Westwind aus Kasachstan
Michail Sergejewitsch, kennst du den Ural? Kennst du da das Gebirge von Anjuis – hoch oben im Norden von Sibirien? Da gibt es Tausende von großen Höhlen, wo man Raketen und Atomsprengköpfe verstecken kann. Rußland ist so groß – man kann es nicht kontrollieren. Aber nein, das Gegenteil tut er. Ein ehrlicher Mann betrügt seinen Partner nicht! Wird Amerika jemals ein Partner sein? Ich muß lachen über diese Vision. Stellt euch das vor, Genossen: Amerikanische Experten spazieren in Kirenskija herum! Und man zeigt ihnen alles. Wofür haben wir eigentlich jahrzehntelang gearbeitet?« Der General hatte sich in Hitze geredet. »Ich wiederhole«, rief er, »so geht es nicht weiter. Wo bringt uns Gorbatschow noch hin? Auch im Politbüro regt sich Widerstand, ich kenne einige Minister, die sofort handeln würden, wenn man Gorbatschow entmachtet. Selbst das Volk wird mitmachen. Es hungert, die Läden sind leer, die Versorgung ist miserabel, aber der Schwarzmarkt steht in voller Blüte und einige Halunken werden damit Millionäre! Und was macht Gorbatschow? Er schränkt den Verkauf von Wodka ein! Welch eine revolutionäre Tat! Zum Weinen ist es, Genossen, aber Weinen hilft uns nicht. Es muß gehandelt werden. Die Perestroika wird im Chaos enden. Es hat ja schon begonnen! Der Mann auf der Straße spricht es aus: Früher war alles besser. Wir müssen das Früher wieder herstellen, Genossen.«
Der General setzte sich und wischte sich den Schweiß von der Stirn. Seine Zuhörer klatschten in die Hände, die Begeisterung war groß. Weg mit Gorbatschow. Aber wer gab das Signal, und wann war die beste Stunde?

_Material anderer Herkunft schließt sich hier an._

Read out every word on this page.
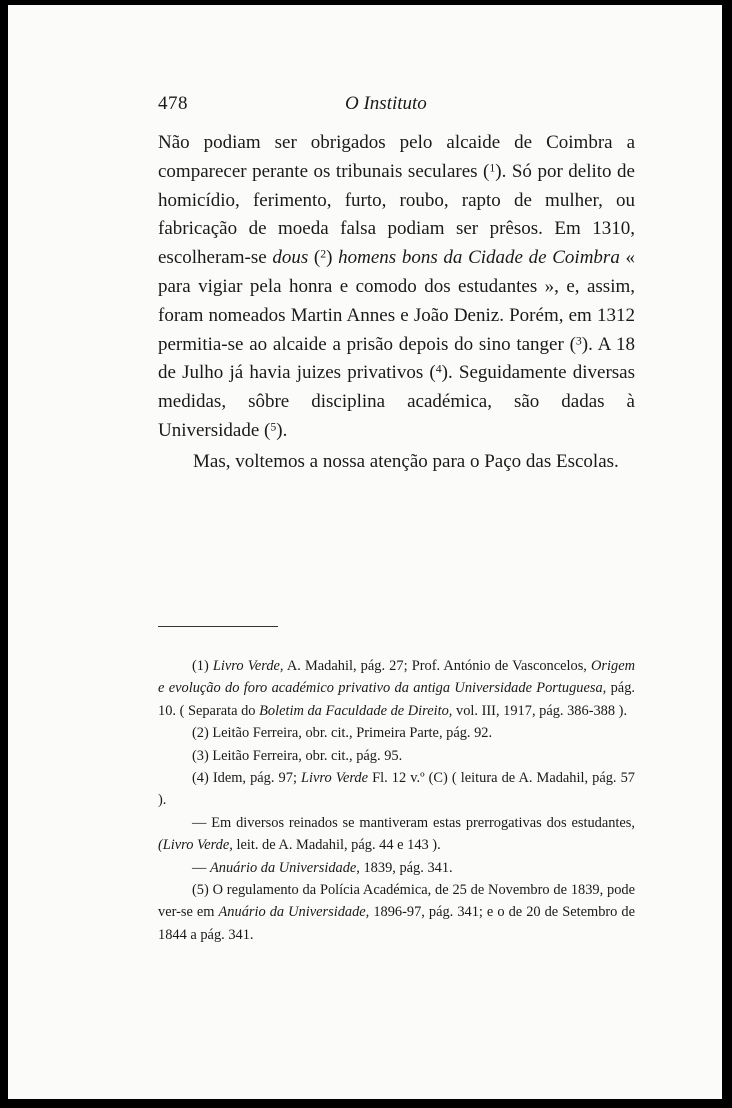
478	O Instituto

Não podiam ser obrigados pelo alcaide de Coimbra a comparecer perante os tribunais seculares ($^1$). Só por delito de homicídio, ferimento, furto, roubo, rapto de mulher, ou fabricação de moeda falsa podiam ser prêsos. Em 1310, escolheram-se dous ($^2$) homens bons da Cidade de Coimbra « para vigiar pela honra e comodo dos estudantes », e, assim, foram nomeados Martin Annes e João Deniz. Porém, em 1312 permitia-se ao alcaide a prisão depois do sino tanger ($^3$). A 18 de Julho já havia juizes privativos ($^4$). Seguidamente diversas medidas, sôbre disciplina académica, são dadas à Universidade ($^5$).

Mas, voltemos a nossa atenção para o Paço das Escolas.

(1) Livro Verde, A. Madahil, pág. 27; Prof. António de Vasconcelos, Origem e evolução do foro académico privativo da antiga Universidade Portuguesa, pág. 10. ( Separata do Boletim da Faculdade de Direito, vol. III, 1917, pág. 386-388 ).

(2) Leitão Ferreira, obr. cit., Primeira Parte, pág. 92.

(3) Leitão Ferreira, obr. cit., pág. 95.

(4) Idem, pág. 97; Livro Verde Fl. 12 v.º (C) ( leitura de A. Madahil, pág. 57 ).

— Em diversos reinados se mantiveram estas prerrogativas dos estudantes, (Livro Verde, leit. de A. Madahil, pág. 44 e 143 ).

— Anuário da Universidade, 1839, pág. 341.

(5) O regulamento da Polícia Académica, de 25 de Novembro de 1839, pode ver-se em Anuário da Universidade, 1896-97, pág. 341; e o de 20 de Setembro de 1844 a pág. 341.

In Kirenskija traf die erste amerikanische Delegation ein. Ein General, zwei Colonels, zwei Majore und ein junger Captain als Adjutant. Sie wurden auf dem Flugplatz von Kusma Borisowitsch Nurgai empfangen und in die geheimnisvolle Stadt gefahren. Im Hauptquartier der Truppe, im Stabsgebäude, hatte man für sie Zimmer bereitgestellt. Zimmer mit Blick auf einen ummauerten Hof.
Drei Tage vorher hatte es bei der Mitteilung aus Moskau, daß die US-Offiziere kommen würden, eine Diskussion zwischen Nurgai und Professor Frantzenow gegeben.
»Sie wollen wirklich die Amerikaner nach Kirenskija hineinlassen, Kusma Borisowitsch?« hatte Frantzenow empört gerufen.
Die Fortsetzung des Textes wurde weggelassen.